English They say the English language is a difficult one to learn and is arguably the largest language by the number of words. I've only ever spoken English – with a little Australian and American accent thrown in at different times. My wife speaks fluent German, her native tongue, as well as Afrikaans, after growing up in South Africa, and a little Zulu (no she doesn't use this on me).

Many English names and phrases don't mean exactly what they first suggest. Here are a few examples I read about recently:

  • 'Baby oil' is not made out of babies and its usefulness is not restricted to babies.
  • The 'cold war' was not a war.
  • 'Political science' is not a science.
  • 'American football' only occasionally uses the foot to contact the ball.
  • A 'boxing ring' is actually square.
  • The purpose of a 'wet suit' is to keep you dry.
  • A 'bulldog' is not a bull and some people think its not much of a dog either 🙂
  • Try explaining 'friendly fire' or 'missionary position' to a person new to the English language!

No wonder we end up with situations such as Chinglish and signs lost in translation!

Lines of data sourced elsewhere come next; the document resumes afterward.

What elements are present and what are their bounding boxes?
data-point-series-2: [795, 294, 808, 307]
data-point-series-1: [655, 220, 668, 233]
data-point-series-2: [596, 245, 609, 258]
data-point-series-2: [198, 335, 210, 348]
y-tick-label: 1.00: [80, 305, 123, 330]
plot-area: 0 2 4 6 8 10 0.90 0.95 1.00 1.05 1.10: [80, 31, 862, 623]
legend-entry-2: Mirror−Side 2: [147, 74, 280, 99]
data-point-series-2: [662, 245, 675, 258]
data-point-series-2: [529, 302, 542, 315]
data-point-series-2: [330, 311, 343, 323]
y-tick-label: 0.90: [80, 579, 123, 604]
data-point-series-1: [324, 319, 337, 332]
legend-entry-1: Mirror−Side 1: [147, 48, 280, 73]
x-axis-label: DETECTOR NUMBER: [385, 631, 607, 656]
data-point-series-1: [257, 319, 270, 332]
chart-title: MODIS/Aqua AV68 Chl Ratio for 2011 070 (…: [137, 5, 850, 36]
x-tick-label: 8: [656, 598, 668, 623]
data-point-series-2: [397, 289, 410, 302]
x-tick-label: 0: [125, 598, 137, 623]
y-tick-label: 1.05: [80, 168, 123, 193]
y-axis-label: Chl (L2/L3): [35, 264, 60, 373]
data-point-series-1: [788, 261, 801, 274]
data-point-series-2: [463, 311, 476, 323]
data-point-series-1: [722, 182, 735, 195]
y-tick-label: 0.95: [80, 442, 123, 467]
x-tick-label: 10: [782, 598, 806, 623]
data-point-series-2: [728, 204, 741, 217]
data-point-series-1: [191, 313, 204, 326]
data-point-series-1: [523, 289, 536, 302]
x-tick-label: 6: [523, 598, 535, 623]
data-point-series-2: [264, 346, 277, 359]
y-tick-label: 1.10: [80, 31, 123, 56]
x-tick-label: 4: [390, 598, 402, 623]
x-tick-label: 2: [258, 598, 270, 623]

For a few examples of what are commonly called oxymorons, click here. If you are interested in the Oxford English Dictionary, click here to read about a man who read it through word by word in one year – all 21,730 pages!

SO … let's be very patient with our immigrants as they try to learn one of the most difficult languages in the world … English.

3 thoughts on “The English Language

  1. Wet suits are actually designed to keep you warm. They trap a layer of water between your skin and the suit (thus the name as the suit keeps you wet) and this water is warmed by your body heat and insulated by the suit.

  2. Also poses some real challenges trying to do justice to some portions of Scripture and is the reason why there are so many varying views. Many of the idioms in the Greek were almost completely lost in the English translation. Makes one appreciate Bible transalators and scholars all the more.